Un licenciement est considéré comme abusif par les tribunaux lorsque :
• Absence de cause réelle et sérieuse : L'employeur ne peut invoquer aucune faute grave ou motif économique réel.
• Non-respect de la procédure disciplinaire : L'employeur n'a pas respecté l'entretien préalable (Article 62) ou les délais de notification légaux.
• Rupture de fait ou démission forcée : Pousser le salarié à bout (non-paiement des salaires, modification unilatérale du contrat) pour le contraindre à partir.

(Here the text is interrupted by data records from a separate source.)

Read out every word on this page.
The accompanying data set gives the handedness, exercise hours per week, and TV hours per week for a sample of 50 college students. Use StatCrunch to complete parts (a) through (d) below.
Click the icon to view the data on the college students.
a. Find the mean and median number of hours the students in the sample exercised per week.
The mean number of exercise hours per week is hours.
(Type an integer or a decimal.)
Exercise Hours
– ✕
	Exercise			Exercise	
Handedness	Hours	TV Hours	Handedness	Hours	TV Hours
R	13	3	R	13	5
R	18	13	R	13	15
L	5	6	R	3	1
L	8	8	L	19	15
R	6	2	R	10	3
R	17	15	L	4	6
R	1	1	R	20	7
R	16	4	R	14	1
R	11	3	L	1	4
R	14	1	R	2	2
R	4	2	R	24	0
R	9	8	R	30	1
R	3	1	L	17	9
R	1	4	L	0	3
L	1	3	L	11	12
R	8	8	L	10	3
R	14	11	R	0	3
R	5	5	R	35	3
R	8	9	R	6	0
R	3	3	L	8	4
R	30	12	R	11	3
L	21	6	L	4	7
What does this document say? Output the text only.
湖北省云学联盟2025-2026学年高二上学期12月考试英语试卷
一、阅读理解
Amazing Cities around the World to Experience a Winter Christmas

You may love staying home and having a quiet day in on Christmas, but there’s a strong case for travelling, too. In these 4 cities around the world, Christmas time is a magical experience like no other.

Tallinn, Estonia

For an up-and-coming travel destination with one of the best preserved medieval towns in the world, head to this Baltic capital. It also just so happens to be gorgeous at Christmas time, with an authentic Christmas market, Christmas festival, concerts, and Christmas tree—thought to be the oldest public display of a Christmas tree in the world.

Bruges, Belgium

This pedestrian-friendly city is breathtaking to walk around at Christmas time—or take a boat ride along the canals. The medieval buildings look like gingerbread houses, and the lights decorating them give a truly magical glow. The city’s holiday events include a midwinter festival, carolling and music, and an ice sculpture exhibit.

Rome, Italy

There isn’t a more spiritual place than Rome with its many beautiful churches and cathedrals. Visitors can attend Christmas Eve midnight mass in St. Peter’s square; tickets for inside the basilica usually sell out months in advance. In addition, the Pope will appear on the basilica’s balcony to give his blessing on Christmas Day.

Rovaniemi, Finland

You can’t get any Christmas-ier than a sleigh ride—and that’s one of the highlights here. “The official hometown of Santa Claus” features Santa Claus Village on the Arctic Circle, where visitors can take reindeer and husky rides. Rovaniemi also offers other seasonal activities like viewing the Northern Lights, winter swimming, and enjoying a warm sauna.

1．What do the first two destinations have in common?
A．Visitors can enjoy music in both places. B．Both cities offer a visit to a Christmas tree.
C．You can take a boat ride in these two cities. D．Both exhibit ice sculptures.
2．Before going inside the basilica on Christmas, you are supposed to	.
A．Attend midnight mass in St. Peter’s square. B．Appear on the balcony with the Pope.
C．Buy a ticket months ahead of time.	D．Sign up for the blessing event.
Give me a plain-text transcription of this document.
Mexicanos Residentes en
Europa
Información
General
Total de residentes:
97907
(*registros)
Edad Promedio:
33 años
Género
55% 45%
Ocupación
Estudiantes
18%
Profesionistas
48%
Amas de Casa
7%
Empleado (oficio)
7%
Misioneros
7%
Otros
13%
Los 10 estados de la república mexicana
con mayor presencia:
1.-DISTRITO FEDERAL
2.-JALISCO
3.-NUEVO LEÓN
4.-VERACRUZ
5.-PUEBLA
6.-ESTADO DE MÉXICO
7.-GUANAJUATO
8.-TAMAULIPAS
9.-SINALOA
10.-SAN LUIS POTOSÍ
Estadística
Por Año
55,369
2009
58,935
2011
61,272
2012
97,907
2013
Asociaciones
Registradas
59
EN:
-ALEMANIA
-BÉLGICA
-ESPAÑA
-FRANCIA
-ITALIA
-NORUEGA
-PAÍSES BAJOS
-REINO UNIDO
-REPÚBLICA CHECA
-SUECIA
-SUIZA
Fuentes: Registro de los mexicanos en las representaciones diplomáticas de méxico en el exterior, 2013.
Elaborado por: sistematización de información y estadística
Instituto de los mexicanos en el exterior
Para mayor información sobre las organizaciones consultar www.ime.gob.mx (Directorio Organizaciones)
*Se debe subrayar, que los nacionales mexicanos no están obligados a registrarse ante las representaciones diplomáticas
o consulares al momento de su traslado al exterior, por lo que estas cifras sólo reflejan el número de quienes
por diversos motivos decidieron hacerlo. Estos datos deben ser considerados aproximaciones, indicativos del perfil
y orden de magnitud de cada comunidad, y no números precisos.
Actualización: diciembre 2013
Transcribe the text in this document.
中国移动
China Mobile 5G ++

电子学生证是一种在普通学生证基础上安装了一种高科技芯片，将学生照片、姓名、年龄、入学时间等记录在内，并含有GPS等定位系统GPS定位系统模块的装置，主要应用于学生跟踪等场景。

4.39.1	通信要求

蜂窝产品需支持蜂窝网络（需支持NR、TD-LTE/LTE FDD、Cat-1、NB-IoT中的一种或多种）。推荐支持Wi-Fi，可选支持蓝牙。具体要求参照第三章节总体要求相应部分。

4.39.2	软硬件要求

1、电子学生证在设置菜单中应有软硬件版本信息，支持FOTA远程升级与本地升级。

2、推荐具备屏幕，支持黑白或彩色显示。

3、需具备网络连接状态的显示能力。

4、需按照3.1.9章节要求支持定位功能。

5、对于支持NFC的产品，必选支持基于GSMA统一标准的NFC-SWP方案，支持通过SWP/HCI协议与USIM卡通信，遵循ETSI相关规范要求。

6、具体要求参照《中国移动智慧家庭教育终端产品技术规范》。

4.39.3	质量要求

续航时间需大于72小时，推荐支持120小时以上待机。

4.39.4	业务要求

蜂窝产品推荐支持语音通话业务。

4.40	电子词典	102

Devant le Tribunal de Première Instance de Casablanca, le salarié licencié abusivement peut prétendre au cumul de quatre indemnités majeures :
• L'indemnité légale de licenciement : Calculée par tranche d'ancienneté sur la base du salaire horaire global.
• L'indemnité de préavis : Correspondant aux mois de salaire dus selon le statut (cadre ou employé) et l'ancienneté.
• Les dommages-intérêts : Fixés par la loi à 1,5 mois de salaire par année d'ancienneté (dans la limite de 36 mois).
• L'indemnité de perte d'emploi : Sous certaines conditions de cotisation auprès de la CNSS.
Attention au facteur temps : Le salarié dispose d'un délai strict de 90 jours à compter de la réception de la lettre de licenciement pour engager une action judiciaire devant le tribunal social. Si un reçu pour solde de tout compte a été signé, le délai pour le dénoncer par lettre recommandée est de 60 jours.